Another question is consequences. What are the consequences of the adoption? One consequence one hopes for is that one child will be better off. If its only other option was to remain in the orphanage, it probably is in a better condition. But sadly there are other consequences. Money gets channeled to make the adoption possible. In cases where the child comes from a poor place, such money can provide an incentive so that more children are adopted, instead of staying with their parents. Money might be paid to mothers to "help" them during birth, before they give the child away. Or, mothers could be given a bit of money to live better after they gave the child away. And mothers might be persuaded to give their child away to a better and brighter future. In the worst case, children might also be abducted for adoption. In the end, an adoption might then lead to more children leaving their family for adoption. This is an unintended consequence of adoption - the idea is to make the life of the child better, and not create more problems for more children.

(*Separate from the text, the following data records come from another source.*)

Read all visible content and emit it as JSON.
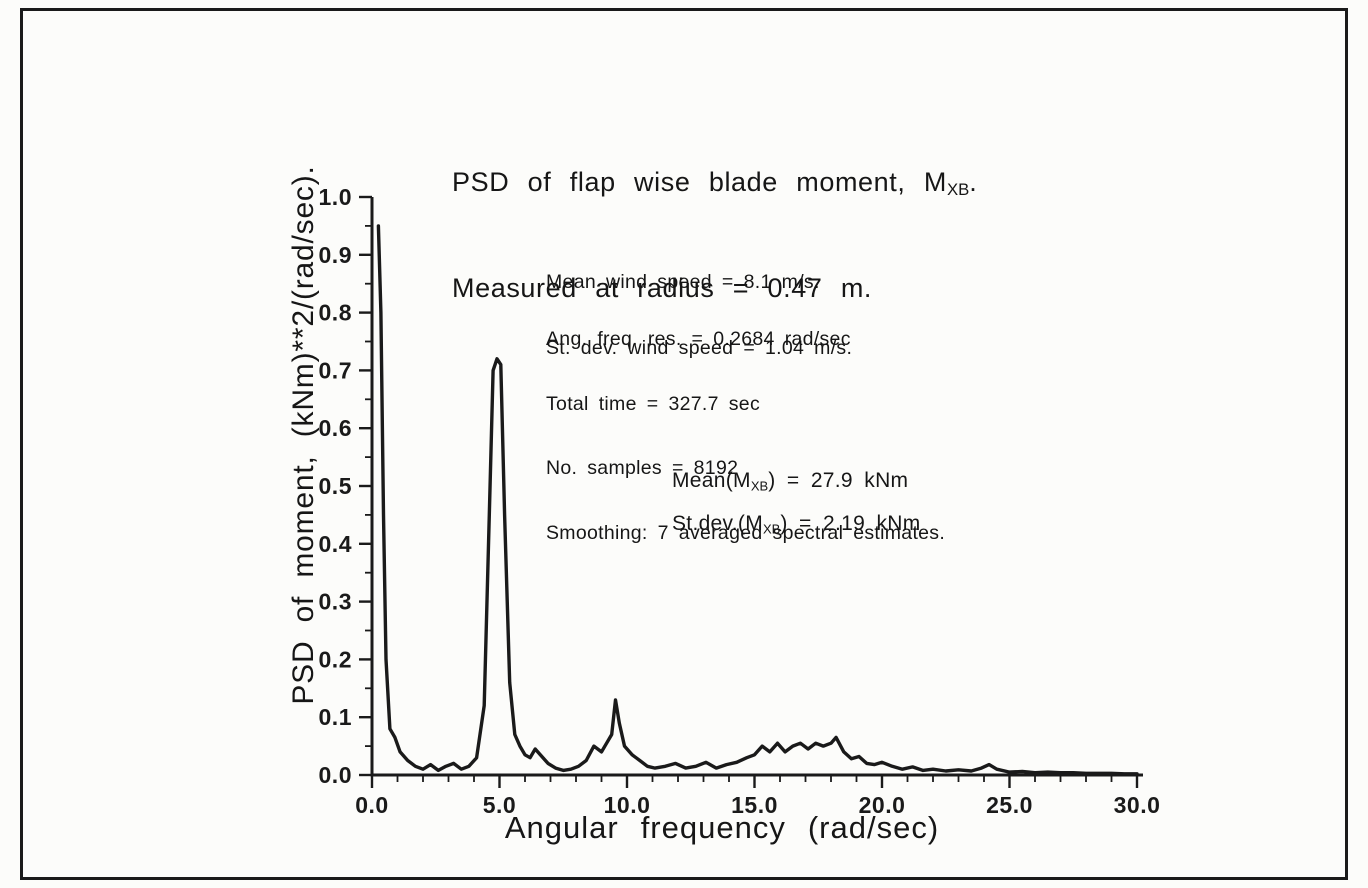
{
  "figure": {
    "title_line1_prefix": "PSD of flap wise blade moment, M",
    "title_sub": "XB",
    "title_line1_suffix": ".",
    "title_line2": "Measured at radius = 0.47 m.",
    "xlabel": "Angular frequency (rad/sec)",
    "ylabel": "PSD of moment, (kNm)**2/(rad/sec).",
    "annotations": {
      "wind_mean": "Mean wind speed = 8.1 m/s.",
      "wind_stdev": "St. dev. wind speed = 1.04 m/s.",
      "freq_res": "Ang. freq. res. = 0.2684 rad/sec",
      "total_time": "Total time = 327.7 sec",
      "num_samples": "No. samples = 8192",
      "smoothing": "Smoothing: 7 averaged spectral estimates.",
      "mean_prefix": "Mean(M",
      "mean_sub": "XB",
      "mean_suffix": ") = 27.9 kNm",
      "stdev_prefix": "St.dev.(M",
      "stdev_sub": "XB",
      "stdev_suffix": ") = 2.19 kNm"
    }
  },
  "chart_data": {
    "type": "line",
    "title": "PSD of flap wise blade moment, MXB. Measured at radius = 0.47 m.",
    "xlabel": "Angular frequency (rad/sec)",
    "ylabel": "PSD of moment, (kNm)**2/(rad/sec).",
    "xlim": [
      0,
      30
    ],
    "ylim": [
      0,
      1.0
    ],
    "grid": false,
    "line_color": "#1a1a1a",
    "x_major_ticks": [
      0,
      5,
      10,
      15,
      20,
      25,
      30
    ],
    "x_tick_labels": [
      "0.0",
      "5.0",
      "10.0",
      "15.0",
      "20.0",
      "25.0",
      "30.0"
    ],
    "x_minor_step": 1,
    "y_major_ticks": [
      0,
      0.1,
      0.2,
      0.3,
      0.4,
      0.5,
      0.6,
      0.7,
      0.8,
      0.9,
      1.0
    ],
    "y_tick_labels": [
      "0.0",
      "0.1",
      "0.2",
      "0.3",
      "0.4",
      "0.5",
      "0.6",
      "0.7",
      "0.8",
      "0.9",
      "1.0"
    ],
    "y_minor_step": 0.05,
    "x": [
      0.25,
      0.35,
      0.45,
      0.55,
      0.7,
      0.9,
      1.1,
      1.4,
      1.7,
      2.0,
      2.3,
      2.6,
      2.9,
      3.2,
      3.5,
      3.8,
      4.1,
      4.4,
      4.6,
      4.75,
      4.9,
      5.05,
      5.2,
      5.4,
      5.6,
      5.8,
      6.0,
      6.2,
      6.4,
      6.6,
      6.9,
      7.2,
      7.5,
      7.8,
      8.1,
      8.4,
      8.7,
      9.0,
      9.2,
      9.4,
      9.55,
      9.7,
      9.9,
      10.2,
      10.5,
      10.8,
      11.1,
      11.5,
      11.9,
      12.3,
      12.7,
      13.1,
      13.5,
      13.9,
      14.3,
      14.7,
      15.0,
      15.3,
      15.6,
      15.9,
      16.2,
      16.5,
      16.8,
      17.1,
      17.4,
      17.7,
      18.0,
      18.2,
      18.5,
      18.8,
      19.1,
      19.4,
      19.7,
      20.0,
      20.4,
      20.8,
      21.2,
      21.6,
      22.0,
      22.5,
      23.0,
      23.5,
      23.9,
      24.2,
      24.5,
      25.0,
      25.5,
      26.0,
      26.5,
      27.0,
      27.5,
      28.0,
      28.5,
      29.0,
      29.5,
      30.0
    ],
    "y": [
      0.95,
      0.8,
      0.45,
      0.2,
      0.08,
      0.065,
      0.04,
      0.025,
      0.015,
      0.01,
      0.018,
      0.008,
      0.015,
      0.02,
      0.01,
      0.015,
      0.03,
      0.12,
      0.45,
      0.7,
      0.72,
      0.71,
      0.45,
      0.16,
      0.07,
      0.05,
      0.035,
      0.03,
      0.045,
      0.035,
      0.02,
      0.012,
      0.008,
      0.01,
      0.015,
      0.025,
      0.05,
      0.04,
      0.055,
      0.07,
      0.13,
      0.09,
      0.05,
      0.035,
      0.025,
      0.015,
      0.012,
      0.015,
      0.02,
      0.012,
      0.015,
      0.022,
      0.012,
      0.018,
      0.022,
      0.03,
      0.035,
      0.05,
      0.04,
      0.055,
      0.04,
      0.05,
      0.055,
      0.045,
      0.055,
      0.05,
      0.055,
      0.065,
      0.04,
      0.028,
      0.032,
      0.02,
      0.018,
      0.022,
      0.015,
      0.01,
      0.014,
      0.008,
      0.01,
      0.007,
      0.009,
      0.007,
      0.012,
      0.018,
      0.01,
      0.005,
      0.006,
      0.004,
      0.005,
      0.004,
      0.004,
      0.003,
      0.003,
      0.003,
      0.002,
      0.002
    ],
    "annotations": [
      "Mean wind speed = 8.1 m/s.",
      "St. dev. wind speed = 1.04 m/s.",
      "Ang. freq. res. = 0.2684 rad/sec",
      "Total time = 327.7 sec",
      "No. samples = 8192",
      "Smoothing: 7 averaged spectral estimates.",
      "Mean(MXB) = 27.9 kNm",
      "St.dev.(MXB) = 2.19 kNm"
    ]
  }
}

A site with good information on the subject, in case of international adoption is http://www.brandeis.edu/investigate/gender/adoption/index.html and especially, look at 'The lie we love': http://www.foreignpolicy.com/story/cms.php?story_id=4508

In the end, I think one can not say that it is wrong. There is a child who needs to be adopted, and it would be wrong to let it waste away in the system. But, one needs at the same time make sure that adoptions do not lead to more children getting to orphanages. One needs to help the families before the child is given away, and one needs to make it clear to parents before they give the child away what the consequences are, and that the child will suffer from their action. The money that is used in one adoption could easily keep 10 children in their families, and one needs to make sure that it is not used as an incentive to take 10 other children from their families.